Cast: Saif Ali Khan, Sonakshi Sinha, Simone Singh
Director: Navdeep Singh
In Laal Kaptaan, Navdeep Singh returns to his favourite landscape — the parched hinterlands. The setting is what would become present-day UP, MP, Bihar — Bundelkhand, Awadh — and the subcontinent is about to step into the nineteenth century. There is a public hanging of dissenters. And someone voices their anger into words that travel far and wide. Words that don’t mean anything but keeps the listener awake at night. These are the words: “Life is only a steppingstone to death.” We are not sure what Laal Kaptaan is a steppingstone to. The writing credits are shared between Navdeep Singh, Deepak Venkatesha and Sudip Sharma, but they keep their cards close to their chest and the tension of a revenge saga never translates. Navdeep Singh, like in all his films, also goes for the atmosphere, even teasing us a little supernatural outtake but nothing cottons on.
Ostensibly, Laal Kaptaan is a revenge saga.
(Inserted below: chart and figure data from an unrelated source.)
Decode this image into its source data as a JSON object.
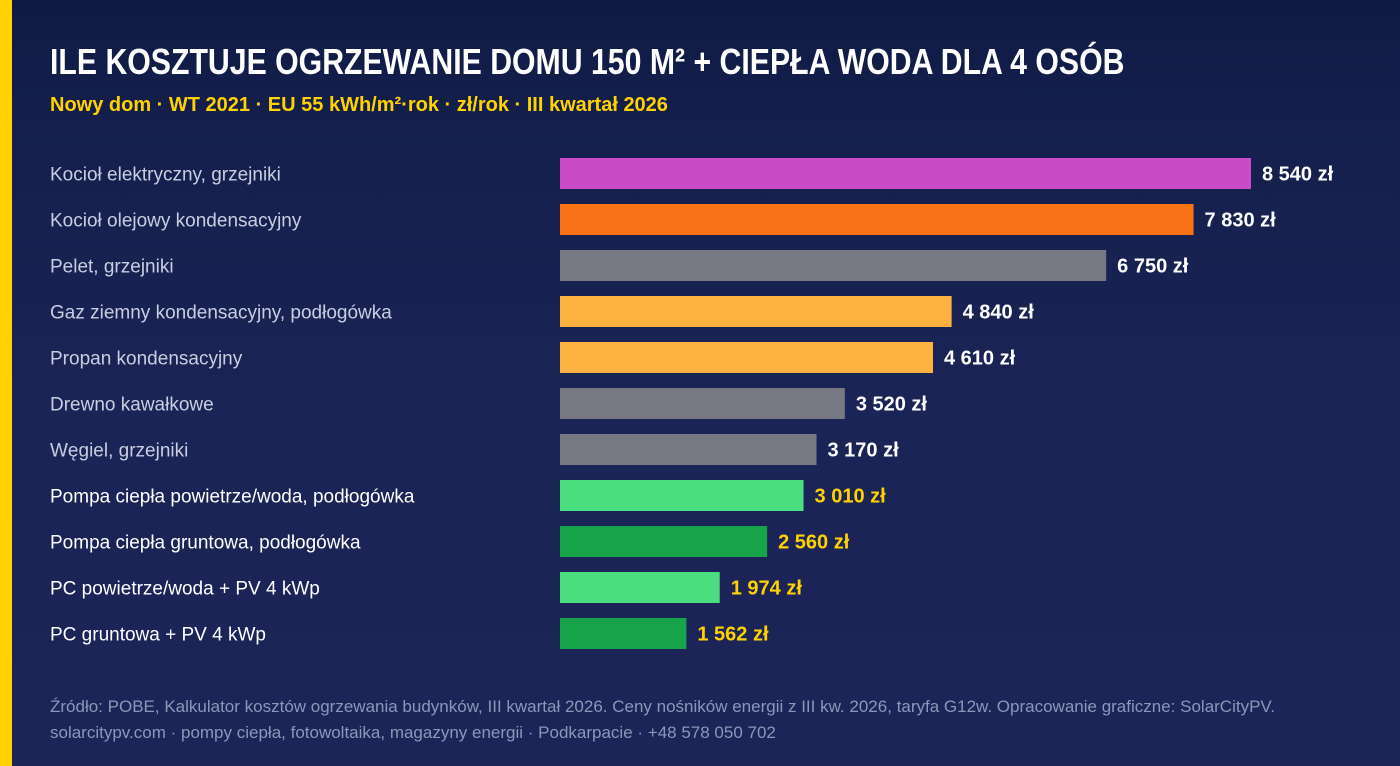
{
  "header": {
    "title": "ILE KOSZTUJE OGRZEWANIE DOMU 150 M² + CIEPŁA WODA DLA 4 OSÓB",
    "subtitle": "Nowy dom · WT 2021 · EU 55 kWh/m²·rok · zł/rok · III kwartał 2026"
  },
  "chart_data": {
    "type": "bar",
    "orientation": "horizontal",
    "title": "ILE KOSZTUJE OGRZEWANIE DOMU 150 M² + CIEPŁA WODA DLA 4 OSÓB",
    "subtitle": "Nowy dom · WT 2021 · EU 55 kWh/m²·rok · zł/rok · III kwartał 2026",
    "categories": [
      "Kocioł elektryczny, grzejniki",
      "Kocioł olejowy kondensacyjny",
      "Pelet, grzejniki",
      "Gaz ziemny kondensacyjny, podłogówka",
      "Propan kondensacyjny",
      "Drewno kawałkowe",
      "Węgiel, grzejniki",
      "Pompa ciepła powietrze/woda, podłogówka",
      "Pompa ciepła gruntowa, podłogówka",
      "PC powietrze/woda + PV 4 kWp",
      "PC gruntowa + PV 4 kWp"
    ],
    "values": [
      8540,
      7830,
      6750,
      4840,
      4610,
      3520,
      3170,
      3010,
      2560,
      1974,
      1562
    ],
    "value_labels": [
      "8 540 zł",
      "7 830 zł",
      "6 750 zł",
      "4 840 zł",
      "4 610 zł",
      "3 520 zł",
      "3 170 zł",
      "3 010 zł",
      "2 560 zł",
      "1 974 zł",
      "1 562 zł"
    ],
    "bar_colors": [
      "#c94bc7",
      "#f97316",
      "#787885",
      "#ffb23f",
      "#ffb23f",
      "#787885",
      "#787885",
      "#4ade80",
      "#16a34a",
      "#4ade80",
      "#16a34a"
    ],
    "highlight": [
      false,
      false,
      false,
      false,
      false,
      false,
      false,
      true,
      true,
      true,
      true
    ],
    "xlim": [
      0,
      8540
    ],
    "xlabel": "",
    "ylabel": "",
    "grid": false,
    "legend": "none"
  },
  "colors": {
    "background": "#1b2354",
    "accent": "#ffd200",
    "label_default": "#c9cee0",
    "label_highlight": "#ffffff",
    "value_default": "#ffffff",
    "value_highlight": "#ffd200"
  },
  "footer": {
    "source": "Źródło: POBE, Kalkulator kosztów ogrzewania budynków, III kwartał 2026. Ceny nośników energii z III kw. 2026, taryfa G12w. Opracowanie graficzne: SolarCityPV.",
    "contact": "solarcitypv.com · pompy ciepła, fotowoltaika, magazyny energii · Podkarpacie · +48 578 050 702"
  }
}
It just refuses to move and shake like one. Singh wants to conjure the atmosphere of a Western and drape that over the period of volatile East India Company rule under various aristocratic and religious families. Gossain (Saif Ali Khan) is an agile Naga Sadhu with equestrian leanings. He is out to get someone for something, but Laal Kaptaan will not tell us what. The Mughal prince is running away with the Maratha’s loot of treasure, and Singh and his writers employ a mix of gags and set pieces to keep Gossain and the Marathas always at an arm’s length.
The problem here is not material. It is quite a fascinating premise to begin with because Singh touches upon several nebulous issues — a reference to Battle of Buxar where the Pashtuns refused to fight alongside people of their own ethnicity — the Rohillas — or the way Marathas treat their lower caste soldiers (they are painfully drawn in the broadest of strokes, as bumbling fools who will melt into a puddle of water at the first sight of treasure). While caste is ever-present, when it comes to revenge, religion takes a backseat. Sancho is another character, played by Deepak Dobriyal, who might be at the bottom in the caste hierarchy but knows his way through the vices of all these men.
Navdeep Singh would like to impart as much Western flavour to this as he’d like but nothing sticks. Is it Gossain working on a bounty? Or is it Gossain the outlaw that people are after? The lands are already fighting each other and with the East India Company in the mix, this is a solid subject to weave historical fiction that can also double up as a story at the opportune moment. Something Abhishek Chaubey accomplished with Sonchiriya earlier this year. Chaubey’s film took its history, mixed real and imagined characters to paint a bloody portrait of then India as reflected today and the genesis of political climate currently, while Laal Kaptaan is just hot air. It has a few moments where we like to cheer for Gossain but the film never gets out of ICU for us to be sure
The Laal Kaptaan review is a Silverscreen original article. It was not paid for or commissioned by anyone associated with the film. Silverscreen.in and its writers do not have any commercial relationship with movies that are reviewed on the site.